可岑家若还惦记着让汤程羽当自家姑爷,就不可跟汤家之人把关系闹得太僵,往后女儿也没啥幸福可言。
但如此多客人睁眼看着,他同样不愿意岑家没脸。
他抬步朝着汤楚楚走去,刻意压低了嗓音:“前些日子抛绣球招亲,是你弟弟拿到绣球,他二人能成亲,这缘分是上天注定的,咱们又怎能狠心拆散这对有情人……”
“岑员外这话可就大错特错了。”
汤楚楚嘴角勾起一抹冷笑,眼神犀利,“当日咱两家明明已经达成共识,取消了这桩婚约,按理说今天根本不该有这档子事。你自个跟在场的诸位宾客说明婚宴作废呢,亦或由我来讲?”
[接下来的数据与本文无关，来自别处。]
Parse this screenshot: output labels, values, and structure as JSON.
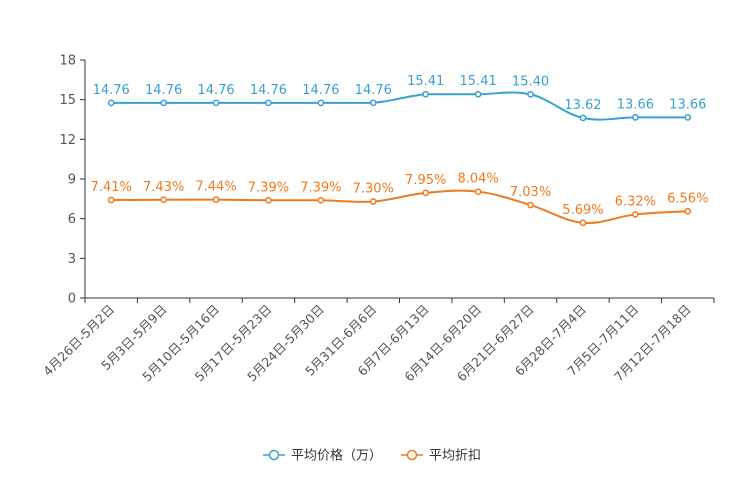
{
  "chart_data": {
    "type": "line",
    "title": "",
    "xlabel": "",
    "ylabel": "",
    "ylim": [
      0,
      18
    ],
    "yticks": [
      0,
      3,
      6,
      9,
      12,
      15,
      18
    ],
    "categories": [
      "4月26日-5月2日",
      "5月3日-5月9日",
      "5月10日-5月16日",
      "5月17日-5月23日",
      "5月24日-5月30日",
      "5月31日-6月6日",
      "6月7日-6月13日",
      "6月14日-6月20日",
      "6月21日-6月27日",
      "6月28日-7月4日",
      "7月5日-7月11日",
      "7月12日-7月18日"
    ],
    "series": [
      {
        "name": "平均价格（万）",
        "color": "#3aa0d0",
        "values": [
          14.76,
          14.76,
          14.76,
          14.76,
          14.76,
          14.76,
          15.41,
          15.41,
          15.4,
          13.62,
          13.66,
          13.66
        ],
        "labels": [
          "14.76",
          "14.76",
          "14.76",
          "14.76",
          "14.76",
          "14.76",
          "15.41",
          "15.41",
          "15.40",
          "13.62",
          "13.66",
          "13.66"
        ]
      },
      {
        "name": "平均折扣",
        "color": "#f07a1c",
        "values": [
          7.41,
          7.43,
          7.44,
          7.39,
          7.39,
          7.3,
          7.95,
          8.04,
          7.03,
          5.69,
          6.32,
          6.56
        ],
        "labels": [
          "7.41%",
          "7.43%",
          "7.44%",
          "7.39%",
          "7.39%",
          "7.30%",
          "7.95%",
          "8.04%",
          "7.03%",
          "5.69%",
          "6.32%",
          "6.56%"
        ]
      }
    ],
    "legend_position": "bottom-center",
    "grid": false
  }
}
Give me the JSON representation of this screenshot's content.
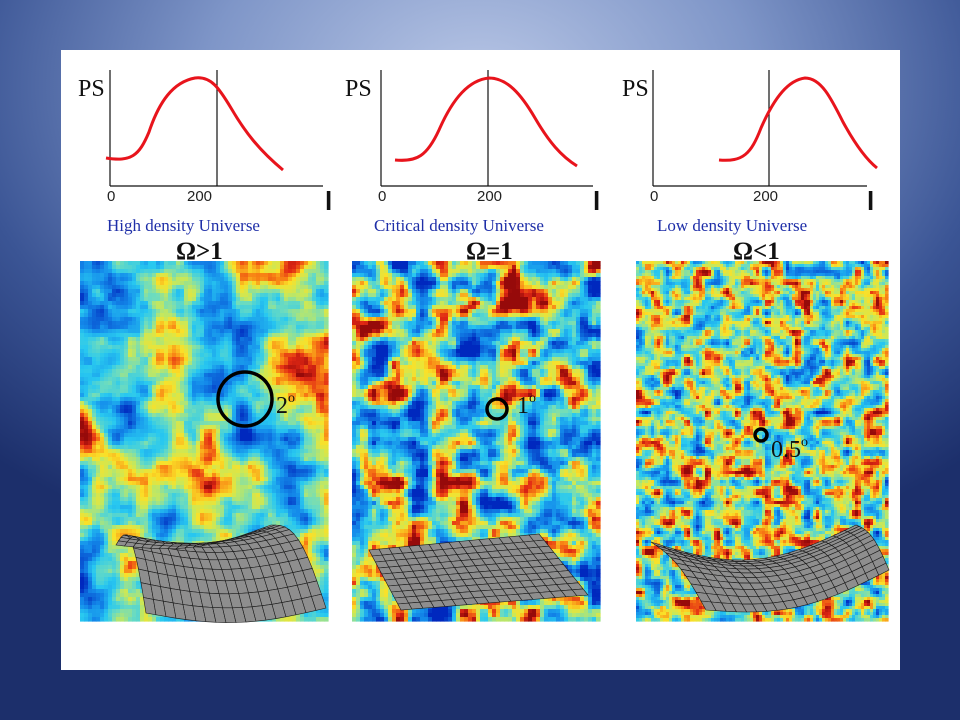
{
  "panels": [
    {
      "ps_label": "PS",
      "tick_0": "0",
      "tick_200": "200",
      "l_label": "l",
      "caption": "High density Universe",
      "omega": "Ω>1",
      "scale": "2",
      "scale_unit": "o"
    },
    {
      "ps_label": "PS",
      "tick_0": "0",
      "tick_200": "200",
      "l_label": "l",
      "caption": "Critical density Universe",
      "omega": "Ω=1",
      "scale": "1",
      "scale_unit": "o"
    },
    {
      "ps_label": "PS",
      "tick_0": "0",
      "tick_200": "200",
      "l_label": "l",
      "caption": "Low density Universe",
      "omega": "Ω<1",
      "scale": "0.5",
      "scale_unit": "o"
    }
  ],
  "colors": {
    "curve": "#e8141c",
    "caption": "#1f2fa8",
    "grid": "#8e8e8e"
  }
}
岑夫人快步走上前,把嗓音压得低低的:“那天,你假意用话诓我岑家,否则岑家哪会白白将此好姻缘作废了……绣球砸到他,他穿了喜服服入洞房,亲事几乎成了,他便是岑家的女婿,跑不了!”
汤楚楚退后一些,于台阶处站着。
此事若于东沟村出理,她放话便有百来个男人肯给她出头。
但此事在抚州,且身在岑府,她与陆昊二人,实在没办法打过岑家。
可,舆论所爆发出之杀伤力,那可比万人直接动手还要厉害!
岑家如此不顾脸面,她亦无需给岑家留脸。
她刚想说话。
此时。
外边有人传唱,表示知府夫人前来。
岑员外与岑夫人都愣住了,他未给知府请柬,知府家的夫人为何跑来?
但知府家的夫人来到岑府婚宴,乃他岑家八辈子修来的福气。
岑家虽有员外郎这芝麻官名,却还是商贾,知府乃正儿八经的官,官商是天地两个世界,知府夫人才到,岑家顿时便矮了一大截。
岑员外欢喜不已,赶紧迎到外边。
不但岑员外夫妇,整个宴会客人全都愣了,赶紧起身,跑到外边迎人。
没过多久,一位身着暗紫长裙的夫人袅袅婷婷地走了进来。
她瞧着约莫四十岁上下,面容端庄,气质不凡。
身后跟着两个模样伶俐的婢女和俩举止沉稳的嬷嬷,一行人排场十足。
即便在场之人不认识知府夫人,单看这阵仗,也心知这位夫人身份定然尊贵非常。